Recently a Harvard president, Claudine Gay was sacked.
Also Francesca Gino was also punished for her (alleged still ? ) fabrication of data.
So what's the problem ?
psychoslave an hour ago
>clearly gives a strong impression of cronyism
God damn¹, Louis XIV’s country that inspired La société du spectacle to Guy Debord is actually a great place to make a career as a courtesan, who would have guess.
Guillotine images in streets are also on the rise: I can no longer make the smallest road trip without seeing some plastered all around.
Looks like neither the wanna shine as elite in the bonnes gens side nor the drive me to unsustainable pauperized state in the crowd can refrain from their extreme propensities.
¹ https://www.capmemo.fr/sciences-humaines/983-le-mariage-de-f...
² https://en.wikipedia.org/wiki/The_Society_of_the_Spectacle
moralestapia an hour ago
I'm glad to see this as a start.
As much as ~60-70% of current academia leaders have bogus credentials and engage in plagiarism (from their colleagues, students, etc...).
It's just terrible, we live in a modern dark ages because of this.
AaronAPU an hour ago
It’s like this everywhere all at once. The bullshitters have won at natural selection.
pixel_popping an hour ago
Literally, but of course when there is a news about it, suddenly it's "surprising", it's like when people find out about the Olympic games that their favorite athlete is leveraging steroids, hormones, drugs and so-on and act surprised (sure, even a 16-year old at the gym is using steroids but the one that is "at the top" doesn't? Absurdity), it's tiring to see, obviously virtually everyone is using PEDs there, the same way as virtually every student cheat to an extent.
Cheating in life isn't necessarily that bad, if you are at the end of your studies and it's either you pass by cheating, either you don't, then the only logical thing to do is to cheat, who would go in more debt and potentially ruin their live doing otherwise, and WHY?
alphabeta3r56 an hour ago
I don't know whether his popular science work is plagiarized or not but about his thesis, it seems somewhat stupid To punish him
So many things in physics have to be written in a very specific manner , to convey the meaning of the precise concepts being used. in such cases, it is a very common practice to copy the sentences used before, in order to ensure that everyone understands the meaning in a precise manner.

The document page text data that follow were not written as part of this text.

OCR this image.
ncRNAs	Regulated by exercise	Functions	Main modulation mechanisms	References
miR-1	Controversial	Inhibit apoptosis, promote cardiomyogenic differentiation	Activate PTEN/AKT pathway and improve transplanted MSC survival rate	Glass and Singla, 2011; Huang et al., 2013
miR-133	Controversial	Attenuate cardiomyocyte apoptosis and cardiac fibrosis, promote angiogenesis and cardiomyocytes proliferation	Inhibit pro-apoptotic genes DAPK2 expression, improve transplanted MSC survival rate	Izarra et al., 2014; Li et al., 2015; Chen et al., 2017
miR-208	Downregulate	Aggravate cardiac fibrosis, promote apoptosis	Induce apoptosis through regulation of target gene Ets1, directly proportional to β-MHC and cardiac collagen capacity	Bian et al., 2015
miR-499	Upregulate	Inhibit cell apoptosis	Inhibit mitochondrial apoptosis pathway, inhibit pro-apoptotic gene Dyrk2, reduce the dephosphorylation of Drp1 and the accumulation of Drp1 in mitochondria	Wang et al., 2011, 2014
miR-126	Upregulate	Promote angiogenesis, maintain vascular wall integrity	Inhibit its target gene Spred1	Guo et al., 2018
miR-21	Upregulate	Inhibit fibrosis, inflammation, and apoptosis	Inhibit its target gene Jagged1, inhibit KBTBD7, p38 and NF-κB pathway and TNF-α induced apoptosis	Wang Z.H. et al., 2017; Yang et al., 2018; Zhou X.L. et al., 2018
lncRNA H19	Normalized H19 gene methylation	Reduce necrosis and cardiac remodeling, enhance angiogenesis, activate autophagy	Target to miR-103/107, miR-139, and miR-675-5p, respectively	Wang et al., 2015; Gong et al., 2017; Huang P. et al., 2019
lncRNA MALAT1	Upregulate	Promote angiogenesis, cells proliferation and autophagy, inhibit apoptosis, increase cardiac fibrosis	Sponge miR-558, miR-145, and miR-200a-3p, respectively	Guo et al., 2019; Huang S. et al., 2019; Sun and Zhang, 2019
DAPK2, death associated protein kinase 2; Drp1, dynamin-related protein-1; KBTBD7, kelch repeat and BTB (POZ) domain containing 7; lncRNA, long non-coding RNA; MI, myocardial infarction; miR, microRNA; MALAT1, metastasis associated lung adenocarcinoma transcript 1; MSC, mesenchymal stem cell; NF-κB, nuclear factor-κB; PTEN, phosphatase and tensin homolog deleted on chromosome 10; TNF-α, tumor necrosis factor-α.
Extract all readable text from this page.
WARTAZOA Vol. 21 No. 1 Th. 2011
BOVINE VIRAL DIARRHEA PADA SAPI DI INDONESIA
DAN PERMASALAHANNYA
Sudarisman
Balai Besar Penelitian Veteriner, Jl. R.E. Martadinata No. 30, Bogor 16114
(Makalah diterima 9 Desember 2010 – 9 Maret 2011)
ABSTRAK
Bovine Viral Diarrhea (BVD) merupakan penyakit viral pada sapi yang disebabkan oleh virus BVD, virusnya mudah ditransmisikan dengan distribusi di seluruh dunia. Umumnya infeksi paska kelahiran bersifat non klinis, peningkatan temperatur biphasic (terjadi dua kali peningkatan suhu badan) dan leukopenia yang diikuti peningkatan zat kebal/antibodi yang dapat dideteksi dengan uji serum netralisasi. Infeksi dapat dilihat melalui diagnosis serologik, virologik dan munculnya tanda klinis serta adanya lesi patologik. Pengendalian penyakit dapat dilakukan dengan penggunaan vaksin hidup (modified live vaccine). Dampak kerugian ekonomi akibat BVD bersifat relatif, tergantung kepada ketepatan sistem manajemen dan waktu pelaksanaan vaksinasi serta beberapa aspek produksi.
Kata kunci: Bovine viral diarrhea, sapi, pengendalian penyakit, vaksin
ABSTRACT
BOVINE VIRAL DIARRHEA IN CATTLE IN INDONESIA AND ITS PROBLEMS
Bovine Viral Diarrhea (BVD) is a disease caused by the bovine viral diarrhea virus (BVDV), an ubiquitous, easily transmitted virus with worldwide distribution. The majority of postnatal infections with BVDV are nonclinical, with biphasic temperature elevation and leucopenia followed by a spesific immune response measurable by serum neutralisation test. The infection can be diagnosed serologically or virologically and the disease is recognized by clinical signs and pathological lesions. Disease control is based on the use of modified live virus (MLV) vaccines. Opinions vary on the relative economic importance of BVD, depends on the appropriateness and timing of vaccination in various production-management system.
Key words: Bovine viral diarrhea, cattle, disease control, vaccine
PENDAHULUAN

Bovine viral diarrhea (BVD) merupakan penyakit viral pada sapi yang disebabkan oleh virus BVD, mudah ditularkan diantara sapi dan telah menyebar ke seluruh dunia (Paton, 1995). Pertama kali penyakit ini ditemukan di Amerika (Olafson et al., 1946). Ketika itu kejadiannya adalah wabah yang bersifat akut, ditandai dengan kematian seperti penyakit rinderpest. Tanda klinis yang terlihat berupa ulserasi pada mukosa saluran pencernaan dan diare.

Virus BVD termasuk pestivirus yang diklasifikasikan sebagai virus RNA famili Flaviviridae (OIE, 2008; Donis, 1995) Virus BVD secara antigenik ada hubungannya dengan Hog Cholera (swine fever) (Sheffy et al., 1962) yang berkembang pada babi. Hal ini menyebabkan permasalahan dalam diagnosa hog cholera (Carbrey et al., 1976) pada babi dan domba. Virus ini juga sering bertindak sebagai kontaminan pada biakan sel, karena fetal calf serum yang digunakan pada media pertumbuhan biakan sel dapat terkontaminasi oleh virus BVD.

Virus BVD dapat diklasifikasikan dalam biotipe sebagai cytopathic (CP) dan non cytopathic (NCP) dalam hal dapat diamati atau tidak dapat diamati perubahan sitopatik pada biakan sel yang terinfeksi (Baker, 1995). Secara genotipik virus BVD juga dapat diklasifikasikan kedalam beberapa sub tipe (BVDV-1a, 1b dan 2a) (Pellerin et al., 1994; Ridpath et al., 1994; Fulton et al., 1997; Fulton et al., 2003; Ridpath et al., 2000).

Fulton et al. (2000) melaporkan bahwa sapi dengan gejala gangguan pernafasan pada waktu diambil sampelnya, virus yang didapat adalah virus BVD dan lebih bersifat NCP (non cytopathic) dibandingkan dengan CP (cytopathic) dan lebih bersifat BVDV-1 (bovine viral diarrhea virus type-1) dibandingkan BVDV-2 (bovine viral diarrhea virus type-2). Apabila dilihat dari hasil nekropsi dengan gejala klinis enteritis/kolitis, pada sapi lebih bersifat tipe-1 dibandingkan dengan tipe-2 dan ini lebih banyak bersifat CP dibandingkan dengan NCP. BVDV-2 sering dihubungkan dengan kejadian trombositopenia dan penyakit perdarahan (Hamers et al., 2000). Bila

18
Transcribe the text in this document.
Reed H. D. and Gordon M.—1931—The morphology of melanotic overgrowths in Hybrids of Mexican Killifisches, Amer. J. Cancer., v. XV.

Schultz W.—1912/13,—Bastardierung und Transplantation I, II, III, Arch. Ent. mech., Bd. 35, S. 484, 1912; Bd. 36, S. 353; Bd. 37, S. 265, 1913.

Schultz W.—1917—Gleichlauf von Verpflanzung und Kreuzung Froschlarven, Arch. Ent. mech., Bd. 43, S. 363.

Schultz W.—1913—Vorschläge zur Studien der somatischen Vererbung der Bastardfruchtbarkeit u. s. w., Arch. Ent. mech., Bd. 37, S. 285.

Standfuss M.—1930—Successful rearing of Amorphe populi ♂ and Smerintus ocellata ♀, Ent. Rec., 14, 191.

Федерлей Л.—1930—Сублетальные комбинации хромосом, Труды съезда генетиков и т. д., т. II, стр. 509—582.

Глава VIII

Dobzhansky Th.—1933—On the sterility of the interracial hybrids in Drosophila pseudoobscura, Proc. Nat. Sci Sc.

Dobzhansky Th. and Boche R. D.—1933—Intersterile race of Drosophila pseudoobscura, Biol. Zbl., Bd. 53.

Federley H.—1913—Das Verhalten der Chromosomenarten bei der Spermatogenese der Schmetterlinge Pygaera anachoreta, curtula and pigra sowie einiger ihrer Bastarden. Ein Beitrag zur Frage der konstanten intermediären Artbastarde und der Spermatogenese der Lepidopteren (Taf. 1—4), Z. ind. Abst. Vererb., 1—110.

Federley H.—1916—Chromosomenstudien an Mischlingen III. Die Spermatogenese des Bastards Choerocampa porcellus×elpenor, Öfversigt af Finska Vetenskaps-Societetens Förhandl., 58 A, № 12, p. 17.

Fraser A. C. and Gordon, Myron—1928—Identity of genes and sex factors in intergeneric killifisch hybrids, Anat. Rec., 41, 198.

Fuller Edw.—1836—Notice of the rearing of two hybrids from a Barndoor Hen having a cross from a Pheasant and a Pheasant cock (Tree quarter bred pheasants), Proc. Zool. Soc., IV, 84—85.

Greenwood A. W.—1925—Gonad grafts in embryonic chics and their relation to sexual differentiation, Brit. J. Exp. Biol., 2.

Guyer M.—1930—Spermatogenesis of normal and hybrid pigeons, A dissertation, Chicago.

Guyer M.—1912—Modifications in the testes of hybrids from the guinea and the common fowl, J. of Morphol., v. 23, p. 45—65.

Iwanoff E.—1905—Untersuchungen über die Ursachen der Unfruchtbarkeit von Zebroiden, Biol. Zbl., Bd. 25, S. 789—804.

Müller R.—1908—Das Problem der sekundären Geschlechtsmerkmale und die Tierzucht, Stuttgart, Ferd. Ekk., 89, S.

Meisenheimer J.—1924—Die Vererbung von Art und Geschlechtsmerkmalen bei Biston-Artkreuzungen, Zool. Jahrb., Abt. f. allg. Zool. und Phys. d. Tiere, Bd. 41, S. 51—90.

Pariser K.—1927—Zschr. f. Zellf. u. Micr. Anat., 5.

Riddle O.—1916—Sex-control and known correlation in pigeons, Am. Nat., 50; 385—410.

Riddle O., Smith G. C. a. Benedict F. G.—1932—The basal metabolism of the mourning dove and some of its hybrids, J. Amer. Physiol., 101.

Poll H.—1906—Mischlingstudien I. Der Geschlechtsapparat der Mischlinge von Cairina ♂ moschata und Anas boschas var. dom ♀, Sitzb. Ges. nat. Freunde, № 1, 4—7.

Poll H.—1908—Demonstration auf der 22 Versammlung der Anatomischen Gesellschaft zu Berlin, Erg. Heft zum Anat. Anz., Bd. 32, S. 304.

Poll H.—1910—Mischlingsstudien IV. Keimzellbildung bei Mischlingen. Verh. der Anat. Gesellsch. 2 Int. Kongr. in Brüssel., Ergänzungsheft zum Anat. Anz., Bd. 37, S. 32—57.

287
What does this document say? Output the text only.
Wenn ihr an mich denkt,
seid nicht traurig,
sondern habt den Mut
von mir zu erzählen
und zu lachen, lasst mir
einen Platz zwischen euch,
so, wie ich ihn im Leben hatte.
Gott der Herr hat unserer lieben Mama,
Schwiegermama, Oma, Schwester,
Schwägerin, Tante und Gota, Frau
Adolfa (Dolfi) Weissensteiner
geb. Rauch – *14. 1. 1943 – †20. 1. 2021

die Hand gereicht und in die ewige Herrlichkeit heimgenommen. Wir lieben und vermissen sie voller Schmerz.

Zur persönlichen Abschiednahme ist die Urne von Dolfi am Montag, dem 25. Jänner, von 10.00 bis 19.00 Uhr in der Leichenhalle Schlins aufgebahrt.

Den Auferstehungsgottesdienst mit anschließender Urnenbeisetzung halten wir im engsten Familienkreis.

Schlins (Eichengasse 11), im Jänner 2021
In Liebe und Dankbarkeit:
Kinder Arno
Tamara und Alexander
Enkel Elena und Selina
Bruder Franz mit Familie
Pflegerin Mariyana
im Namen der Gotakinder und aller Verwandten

So then to call it plagiarism doesn't make any sense
Planktonne an hour ago
1. The committee that examined his work in depth didn't reach the same conclusion as you
2. If you need to use the exact same phrase as someone else, then you should cite them
stymaar an hour ago
He doesn't have a PhD in physics but in philosophy of Sciences. So he didn't plagiarize physics but philosophy.